I’d like to quote Christopher Wright again as he says what I am thinking and what I fear far better than I could:

“When the people of God woo the world and sell their soul for political power, financial profit, social influence or other temporal gains, the end result historically has always been that, at best, they become pathetic, scorned and treated with contempt, and at worst, the world turns with ferocious destructive power on the church itself. Sometimes such judgment may be purging; at other times, as Jesus warned the churches of Asia Minor, it may be terminal. As far as Old Testament Israel is concerned, we do well to remember Paul’s sobering reminder ‘Now these things occurred as examples to keep us from setting our hearts on evil things as they did… and were written down as warnings for us, on whom the fulfilment of the ages has come. So, if you think you are standing firm, be careful that you don’t fall!’ The church, with its long history of unholy alliances with the world in all its forms, has little cause for any sense of superiority over Old Testament Israel.”
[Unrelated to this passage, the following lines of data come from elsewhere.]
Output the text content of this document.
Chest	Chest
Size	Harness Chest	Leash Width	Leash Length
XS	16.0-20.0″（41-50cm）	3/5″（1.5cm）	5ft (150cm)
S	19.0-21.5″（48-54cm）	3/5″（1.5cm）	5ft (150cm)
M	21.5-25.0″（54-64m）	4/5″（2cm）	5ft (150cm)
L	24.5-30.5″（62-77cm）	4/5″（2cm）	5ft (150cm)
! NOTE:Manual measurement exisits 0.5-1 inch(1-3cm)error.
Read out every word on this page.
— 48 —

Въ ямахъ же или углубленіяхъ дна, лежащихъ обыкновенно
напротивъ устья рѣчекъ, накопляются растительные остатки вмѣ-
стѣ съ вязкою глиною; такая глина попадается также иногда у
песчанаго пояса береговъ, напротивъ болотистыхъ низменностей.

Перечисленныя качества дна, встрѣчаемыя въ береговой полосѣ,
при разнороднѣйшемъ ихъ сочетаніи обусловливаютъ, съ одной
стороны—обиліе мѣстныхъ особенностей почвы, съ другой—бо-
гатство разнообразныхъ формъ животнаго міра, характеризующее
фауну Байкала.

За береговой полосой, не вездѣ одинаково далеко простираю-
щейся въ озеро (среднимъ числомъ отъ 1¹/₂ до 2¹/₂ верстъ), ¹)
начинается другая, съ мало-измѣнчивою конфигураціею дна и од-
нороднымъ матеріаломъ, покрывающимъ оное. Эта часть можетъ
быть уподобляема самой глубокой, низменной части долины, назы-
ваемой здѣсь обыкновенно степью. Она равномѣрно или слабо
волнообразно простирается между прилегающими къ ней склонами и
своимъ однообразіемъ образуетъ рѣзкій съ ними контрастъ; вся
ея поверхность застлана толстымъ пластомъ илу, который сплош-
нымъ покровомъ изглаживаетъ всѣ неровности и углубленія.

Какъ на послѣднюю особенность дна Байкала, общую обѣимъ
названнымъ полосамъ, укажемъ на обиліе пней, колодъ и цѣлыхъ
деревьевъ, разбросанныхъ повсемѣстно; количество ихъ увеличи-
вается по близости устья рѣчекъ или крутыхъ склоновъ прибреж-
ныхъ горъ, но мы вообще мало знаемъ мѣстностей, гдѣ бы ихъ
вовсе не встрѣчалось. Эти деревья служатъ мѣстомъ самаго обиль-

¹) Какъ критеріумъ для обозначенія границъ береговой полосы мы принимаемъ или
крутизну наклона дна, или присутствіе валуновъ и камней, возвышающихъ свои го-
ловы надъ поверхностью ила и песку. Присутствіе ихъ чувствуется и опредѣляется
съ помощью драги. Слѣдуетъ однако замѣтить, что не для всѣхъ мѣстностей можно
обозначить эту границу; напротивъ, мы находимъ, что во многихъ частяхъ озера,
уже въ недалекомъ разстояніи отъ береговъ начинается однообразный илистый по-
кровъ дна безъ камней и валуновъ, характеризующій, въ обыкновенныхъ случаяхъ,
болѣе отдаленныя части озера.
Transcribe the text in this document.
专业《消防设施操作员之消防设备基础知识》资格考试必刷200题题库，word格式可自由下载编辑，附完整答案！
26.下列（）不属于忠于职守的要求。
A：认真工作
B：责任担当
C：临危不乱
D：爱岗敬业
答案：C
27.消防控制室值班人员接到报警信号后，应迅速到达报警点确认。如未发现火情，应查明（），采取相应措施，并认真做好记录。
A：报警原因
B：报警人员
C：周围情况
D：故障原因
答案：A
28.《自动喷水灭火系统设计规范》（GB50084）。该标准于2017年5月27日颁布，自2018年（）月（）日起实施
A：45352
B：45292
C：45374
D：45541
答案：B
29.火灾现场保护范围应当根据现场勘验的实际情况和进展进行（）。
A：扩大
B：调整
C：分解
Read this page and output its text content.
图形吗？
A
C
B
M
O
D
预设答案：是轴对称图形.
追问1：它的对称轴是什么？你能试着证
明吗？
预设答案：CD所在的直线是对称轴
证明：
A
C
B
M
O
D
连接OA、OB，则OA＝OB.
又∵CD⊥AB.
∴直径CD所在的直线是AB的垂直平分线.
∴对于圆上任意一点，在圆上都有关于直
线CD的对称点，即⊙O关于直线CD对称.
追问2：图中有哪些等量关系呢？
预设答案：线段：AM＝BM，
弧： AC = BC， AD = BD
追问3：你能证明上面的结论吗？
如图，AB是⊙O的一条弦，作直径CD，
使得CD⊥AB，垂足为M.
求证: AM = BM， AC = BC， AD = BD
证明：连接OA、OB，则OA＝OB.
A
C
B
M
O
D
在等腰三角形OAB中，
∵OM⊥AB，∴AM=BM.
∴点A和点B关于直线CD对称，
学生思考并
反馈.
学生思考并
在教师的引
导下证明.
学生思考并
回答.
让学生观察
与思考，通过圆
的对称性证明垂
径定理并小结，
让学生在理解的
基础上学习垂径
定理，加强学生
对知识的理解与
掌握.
This is my concern for the evangelical church today. Have we traded our beauty, splendor and fame for being a prostitute who has gone whoring after power and traded our legacy for an insatiable desire? Have we worshipped the worthless idols of those around us? Will we one day be humiliated by those same lovers we paid and torn to pieces by the mob we helped create.

It’s a warning for us as well as Israel. I pray for God’s atonement and mercy.